In this action of the court we can see no error or any just
ground of complaint on the part of the plaintiffs in error. If the
court had ordered the prior entry, made in April, to be stricken
from the record as a mistake or misprision of the clerk, being made
without the authority or order of the court, the record could not
have been successfully assailed. The court certainly had full power
to amend their records, and are the sole judges of the correctness
of the entries made therein, and although it has not said in direct
terms that this entry should be erased or stricken from the record,
it has done so by violent implication when it adjudged that the
court had never decided the motion for a new trial, and treated the
record as if the entry of 12 April was not upon it or had been
entirely erased from it. The objection that the record was beyond
the reach of amendment because the writ of error had become a
supersedeas and removed it to the supreme court is not founded in
fact. The writ of error had not been served on the court, and the
record was therefore legally, as well as physically, in possession
of the district court and subject to amendment. In order to a
supersedeas, the statute of Iowa evidently requires a service of
the writ upon the court below, and not only so, but
"that one of the judges of the supreme court shall endorse upon
the transcript of the court below allowance of said writ of error
for probable cause, and in such cases the party issuing such writ
shall give bond to the opposite party, with good security,"
&c. There is no evidence on the record, that any of these
requisites had been complied with.
It is perhaps hardly necessary to state that this case bears no
resemblance to that of
United States Bank v.
Moss,
Page 47 U. S. 278
decided at this term. There, the circuit court had set aside a
regular valid judgment entered by the court at a former term after
a verdict and trial on the merits; not on the ground that the clerk
had made the entry by mistake or without proper authority from the
court, but because of some supposed error in law. This case
exhibits a question of amendment, and nothing more; it was
therefore wholly within the discretion of the court below, which
was acquainted with all the facts and belonged appropriately and
exclusively to them.
Matheson v.
Grant, 2 How. 263,
43 U. S. 284.
Besides, the action of the court wrought no injury to the
plaintiffs in error. If they had removed the record to the supreme
court by the first writ of error before this amendment was made,
and obtained a reversal of the judgment because it was entered
without the authority of a properly constituted court, the supreme
court would have remitted the record with orders to proceed and
enter a regular judgment on the verdict.
The objection that the court below could not make this amendment
for want of a continuance is hardly worthy of notice. The entry of
C. A. V. operates as a continuance, and if it did not, a
continuance could be entered at any time to effect the purposes of
justice. Such technical objections have long ceased to be of any
avail in any court, and are entirely cut off by the statute of
jeofails of Iowa of 24 January, 1839, section 6.

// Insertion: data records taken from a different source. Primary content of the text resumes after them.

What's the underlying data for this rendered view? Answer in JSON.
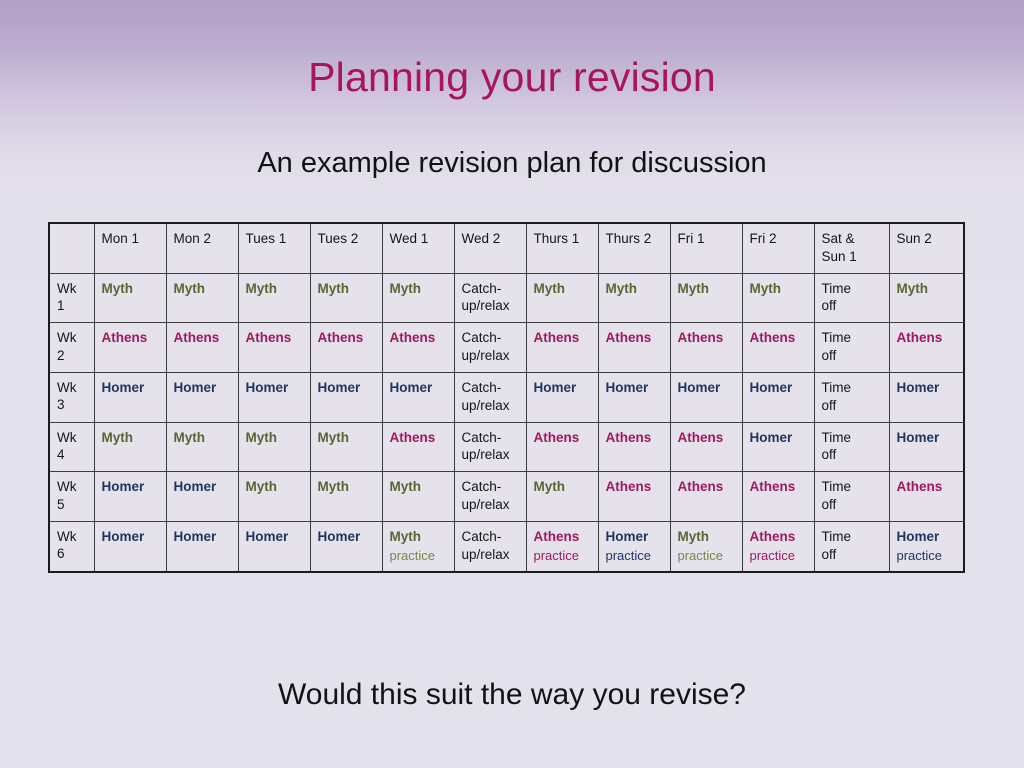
{
  "slide": {
    "title": "Planning your revision",
    "subtitle": "An example revision plan for discussion",
    "footer_question": "Would this suit the way you revise?"
  },
  "colors": {
    "title": "#a8155f",
    "myth": "#5d6433",
    "athens": "#a3175f",
    "homer": "#1f3663",
    "plain": "#151515",
    "background_top": "#b2a0c8",
    "background_bottom": "#e3e1eb",
    "table_cell": "#e5e2eb",
    "table_border": "#1b1b1b"
  },
  "table": {
    "corner_header": "",
    "columns": [
      "Mon 1",
      "Mon 2",
      "Tues 1",
      "Tues 2",
      "Wed 1",
      "Wed 2",
      "Thurs 1",
      "Thurs 2",
      "Fri  1",
      "Fri 2",
      "Sat &\nSun 1",
      "Sun 2"
    ],
    "rows": [
      {
        "week": "Wk\n1",
        "cells": [
          {
            "main": "Myth",
            "sub": "",
            "style": "myth"
          },
          {
            "main": "Myth",
            "sub": "",
            "style": "myth"
          },
          {
            "main": "Myth",
            "sub": "",
            "style": "myth"
          },
          {
            "main": "Myth",
            "sub": "",
            "style": "myth"
          },
          {
            "main": "Myth",
            "sub": "",
            "style": "myth"
          },
          {
            "main": "Catch-\nup/relax",
            "sub": "",
            "style": "plain"
          },
          {
            "main": "Myth",
            "sub": "",
            "style": "myth"
          },
          {
            "main": "Myth",
            "sub": "",
            "style": "myth"
          },
          {
            "main": "Myth",
            "sub": "",
            "style": "myth"
          },
          {
            "main": "Myth",
            "sub": "",
            "style": "myth"
          },
          {
            "main": "Time\noff",
            "sub": "",
            "style": "plain"
          },
          {
            "main": "Myth",
            "sub": "",
            "style": "myth"
          }
        ]
      },
      {
        "week": "Wk\n2",
        "cells": [
          {
            "main": "Athens",
            "sub": "",
            "style": "athens"
          },
          {
            "main": "Athens",
            "sub": "",
            "style": "athens"
          },
          {
            "main": "Athens",
            "sub": "",
            "style": "athens"
          },
          {
            "main": "Athens",
            "sub": "",
            "style": "athens"
          },
          {
            "main": "Athens",
            "sub": "",
            "style": "athens"
          },
          {
            "main": "Catch-\nup/relax",
            "sub": "",
            "style": "plain"
          },
          {
            "main": "Athens",
            "sub": "",
            "style": "athens"
          },
          {
            "main": "Athens",
            "sub": "",
            "style": "athens"
          },
          {
            "main": "Athens",
            "sub": "",
            "style": "athens"
          },
          {
            "main": "Athens",
            "sub": "",
            "style": "athens"
          },
          {
            "main": "Time\noff",
            "sub": "",
            "style": "plain"
          },
          {
            "main": "Athens",
            "sub": "",
            "style": "athens"
          }
        ]
      },
      {
        "week": "Wk\n3",
        "cells": [
          {
            "main": "Homer",
            "sub": "",
            "style": "homer"
          },
          {
            "main": "Homer",
            "sub": "",
            "style": "homer"
          },
          {
            "main": "Homer",
            "sub": "",
            "style": "homer"
          },
          {
            "main": "Homer",
            "sub": "",
            "style": "homer"
          },
          {
            "main": "Homer",
            "sub": "",
            "style": "homer"
          },
          {
            "main": "Catch-\nup/relax",
            "sub": "",
            "style": "plain"
          },
          {
            "main": "Homer",
            "sub": "",
            "style": "homer"
          },
          {
            "main": "Homer",
            "sub": "",
            "style": "homer"
          },
          {
            "main": "Homer",
            "sub": "",
            "style": "homer"
          },
          {
            "main": "Homer",
            "sub": "",
            "style": "homer"
          },
          {
            "main": "Time\noff",
            "sub": "",
            "style": "plain"
          },
          {
            "main": "Homer",
            "sub": "",
            "style": "homer"
          }
        ]
      },
      {
        "week": "Wk\n4",
        "cells": [
          {
            "main": "Myth",
            "sub": "",
            "style": "myth"
          },
          {
            "main": "Myth",
            "sub": "",
            "style": "myth"
          },
          {
            "main": "Myth",
            "sub": "",
            "style": "myth"
          },
          {
            "main": "Myth",
            "sub": "",
            "style": "myth"
          },
          {
            "main": "Athens",
            "sub": "",
            "style": "athens"
          },
          {
            "main": "Catch-\nup/relax",
            "sub": "",
            "style": "plain"
          },
          {
            "main": "Athens",
            "sub": "",
            "style": "athens"
          },
          {
            "main": "Athens",
            "sub": "",
            "style": "athens"
          },
          {
            "main": "Athens",
            "sub": "",
            "style": "athens"
          },
          {
            "main": "Homer",
            "sub": "",
            "style": "homer"
          },
          {
            "main": "Time\noff",
            "sub": "",
            "style": "plain"
          },
          {
            "main": "Homer",
            "sub": "",
            "style": "homer"
          }
        ]
      },
      {
        "week": "Wk\n5",
        "cells": [
          {
            "main": "Homer",
            "sub": "",
            "style": "homer"
          },
          {
            "main": "Homer",
            "sub": "",
            "style": "homer"
          },
          {
            "main": "Myth",
            "sub": "",
            "style": "myth"
          },
          {
            "main": "Myth",
            "sub": "",
            "style": "myth"
          },
          {
            "main": "Myth",
            "sub": "",
            "style": "myth"
          },
          {
            "main": "Catch-\nup/relax",
            "sub": "",
            "style": "plain"
          },
          {
            "main": "Myth",
            "sub": "",
            "style": "myth"
          },
          {
            "main": "Athens",
            "sub": "",
            "style": "athens"
          },
          {
            "main": "Athens",
            "sub": "",
            "style": "athens"
          },
          {
            "main": "Athens",
            "sub": "",
            "style": "athens"
          },
          {
            "main": "Time\noff",
            "sub": "",
            "style": "plain"
          },
          {
            "main": "Athens",
            "sub": "",
            "style": "athens"
          }
        ]
      },
      {
        "week": "Wk\n6",
        "cells": [
          {
            "main": "Homer",
            "sub": "",
            "style": "homer"
          },
          {
            "main": "Homer",
            "sub": "",
            "style": "homer"
          },
          {
            "main": "Homer",
            "sub": "",
            "style": "homer"
          },
          {
            "main": "Homer",
            "sub": "",
            "style": "homer"
          },
          {
            "main": "Myth",
            "sub": "practice",
            "style": "myth"
          },
          {
            "main": "Catch-\nup/relax",
            "sub": "",
            "style": "plain"
          },
          {
            "main": "Athens",
            "sub": "practice",
            "style": "athens"
          },
          {
            "main": "Homer",
            "sub": "practice",
            "style": "homer"
          },
          {
            "main": "Myth",
            "sub": "practice",
            "style": "myth"
          },
          {
            "main": "Athens",
            "sub": "practice",
            "style": "athens"
          },
          {
            "main": "Time\noff",
            "sub": "",
            "style": "plain"
          },
          {
            "main": "Homer",
            "sub": "practice",
            "style": "homer"
          }
        ]
      }
    ]
  }
}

The judgment of the supreme court of Iowa must be
Affirmed.
Order
This cause came on to be heard on the transcript of the record
from the Supreme Court of the Territory of Iowa and was argued by
counsel. On consideration whereof it is now here ordered and
adjudged by this Court that the judgment of the said supreme court
in this cause be and the same is hereby affirmed with costs and
damages at the rate of six percentum per annum.